Decision on corpus location

Two options:

(a) evals/ inside the Efterlev repo. Pros: single-source-of-truth; reviewers see eval changes in the same PR as prompt changes. Cons: corpus could grow large; PRs that don't touch evals carry unnecessary diff weight.

(b) eval-corpus as a sibling repo. Pros: clean separation; eval contributors don't need full-Efterlev clone. Cons: cross-repo PRs are harder; risk of corpus drifting from prompts.

Recommendation: (a), with a .gitattributes rule marking evals/fixtures/** as linguist-vendored=true (so GitHub doesn't count it in language stats / blame) and evals/metrics/** in .gitignore (the metrics are runtime artifacts, not source). Single-source-of-truth wins for v0.2.


Open questions

  1. Determinism. Even on Sonnet 4.6, two consecutive runs against the same fixture can produce different rationales. How tight should the metric tolerance be? A ±5% per-metric per-run noise floor seems realistic; the >5% regression block needs to factor that in.
  2. Multi-model coverage. Should the eval run against Sonnet AND Opus? Different models will produce different rationale styles; baseline-per-model. Cost doubles.
  3. Ground truth for "evidence_layer_inapplicable." This status is the agent's "I can't see this from IaC" answer. Hard to label in YAML — the right answer depends on whether the workspace has manifests for the procedural KSIs. Maybe expected_classifications carries <status> OR <status>|<status> to express acceptable alternatives.
  4. Versioning. When FRMR catalog updates (KSI ids change, statuses redefined), the fixtures' ground-truth needs migration. Codify the migration process.
  5. Privacy posture for sanitized real fixtures. What's the redaction protocol? Account IDs, IPs, resource names tied to customer brand — all need scrubbing.

Scope checkpoint

This document is not a v0.1.x deliverable. It's an input to the v0.2.0 planning conversation.

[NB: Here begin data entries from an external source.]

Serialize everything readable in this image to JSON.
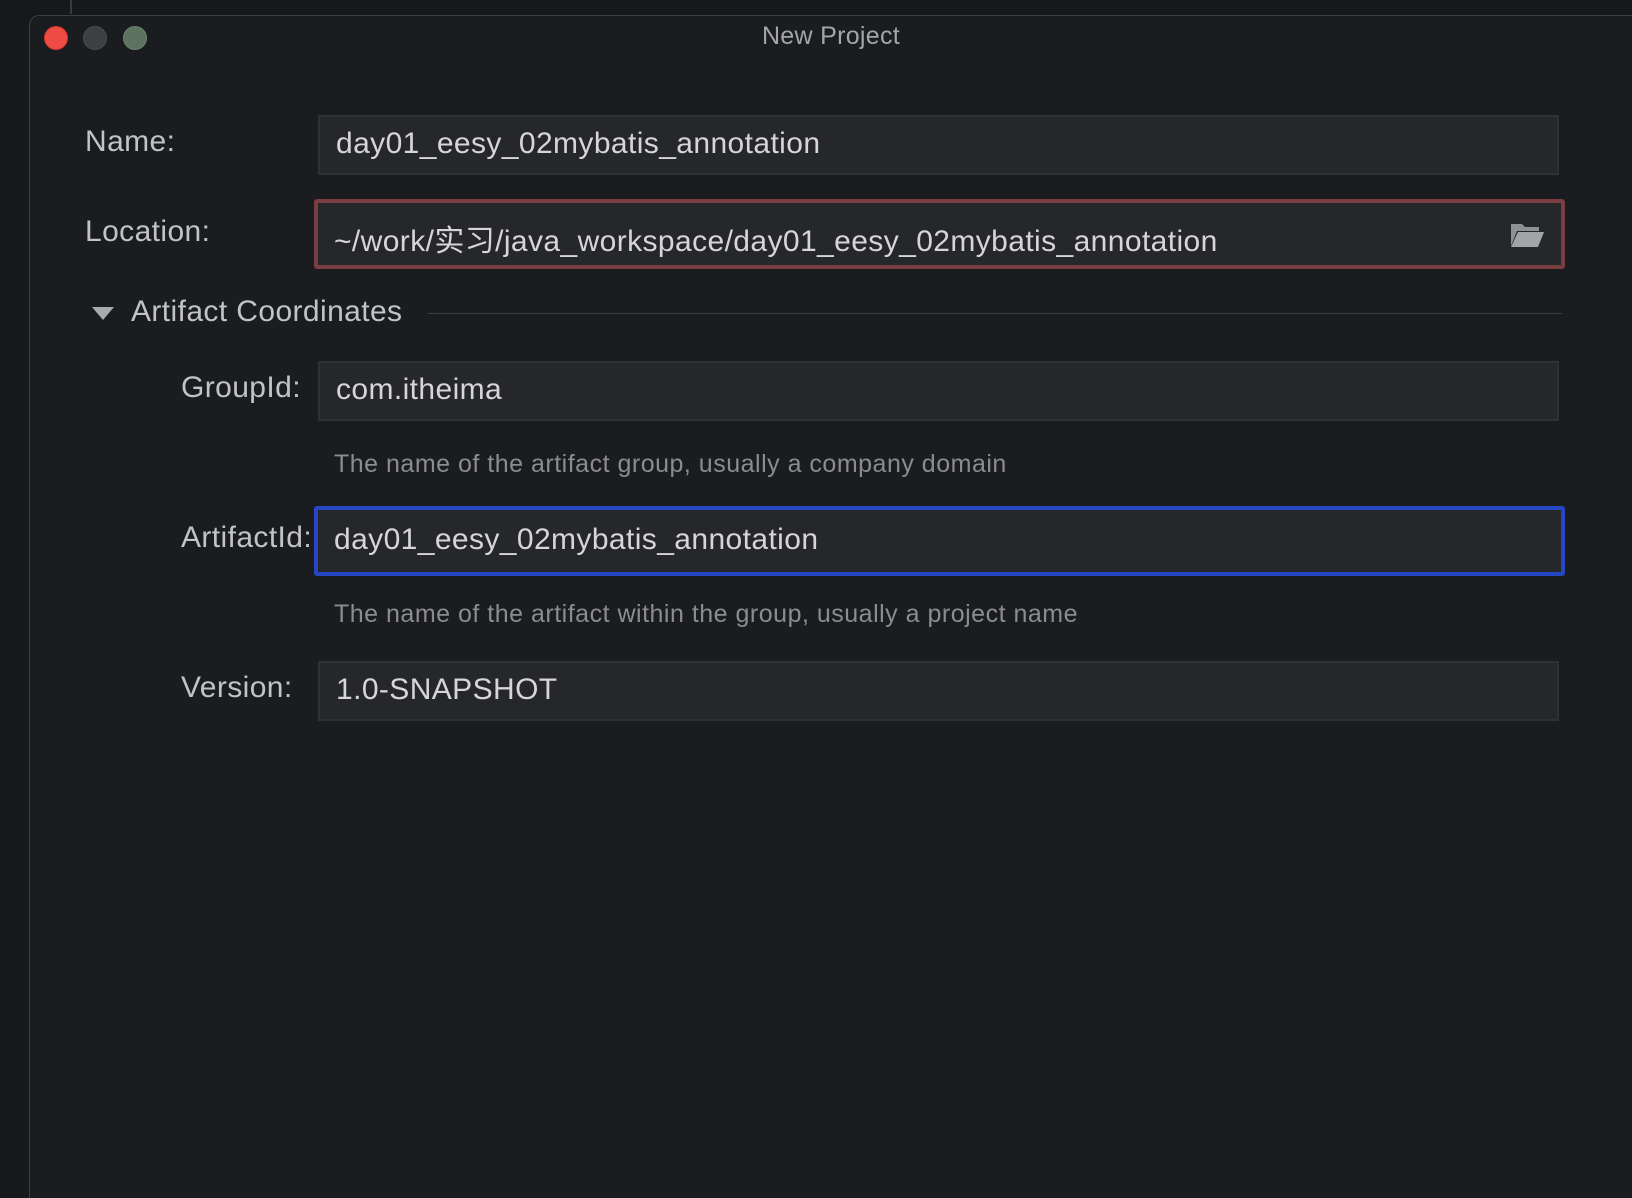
{
  "window": {
    "title": "New Project"
  },
  "form": {
    "name": {
      "label": "Name:",
      "value": "day01_eesy_02mybatis_annotation"
    },
    "location": {
      "label": "Location:",
      "value": "~/work/实习/java_workspace/day01_eesy_02mybatis_annotation",
      "state": "error",
      "browse_icon": "folder-open-icon"
    },
    "artifact_section": {
      "title": "Artifact Coordinates",
      "expanded": true
    },
    "group_id": {
      "label": "GroupId:",
      "value": "com.itheima",
      "hint": "The name of the artifact group, usually a company domain"
    },
    "artifact_id": {
      "label": "ArtifactId:",
      "value": "day01_eesy_02mybatis_annotation",
      "hint": "The name of the artifact within the group, usually a project name",
      "state": "focused"
    },
    "version": {
      "label": "Version:",
      "value": "1.0-SNAPSHOT"
    }
  },
  "colors": {
    "window_bg": "#1b1c1f",
    "field_bg": "#26272a",
    "error_border": "#7a3d40",
    "focus_border": "#2547c4",
    "close_button": "#ee4b45",
    "maximize_button": "#5d7360"
  }
}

v0.1.x finishes when the manual-loop-per-patch cycle stops surfacing release-blocker bugs. Based on v0.1.7-0.1.9 trend (release-blockers: 1 → 0 → 0), we're close. Maybe v0.1.10 + v0.1.11 + the E2E CI gate land us there.

v0.2.0 starts when we're ready to invest in agent quality. The eval harness is the first thing v0.2 needs.


References

  • v0.1.5-0.1.9 shakedown reports (in conversation history; not committed).
  • tests/test_e2e_smoke.py — pattern for harness invocation.
  • scripts/e2e_smoke.py — full-pipeline driver to generalize.
  • DECISIONS 2026-05-04 (out-of-boundary evidence visibility) and 2026-05-05 (manifests in boundary, narrative variance signal) — semantics the eval harness must respect.
  • docs/dual_horizon_plan.md — broader strategic context.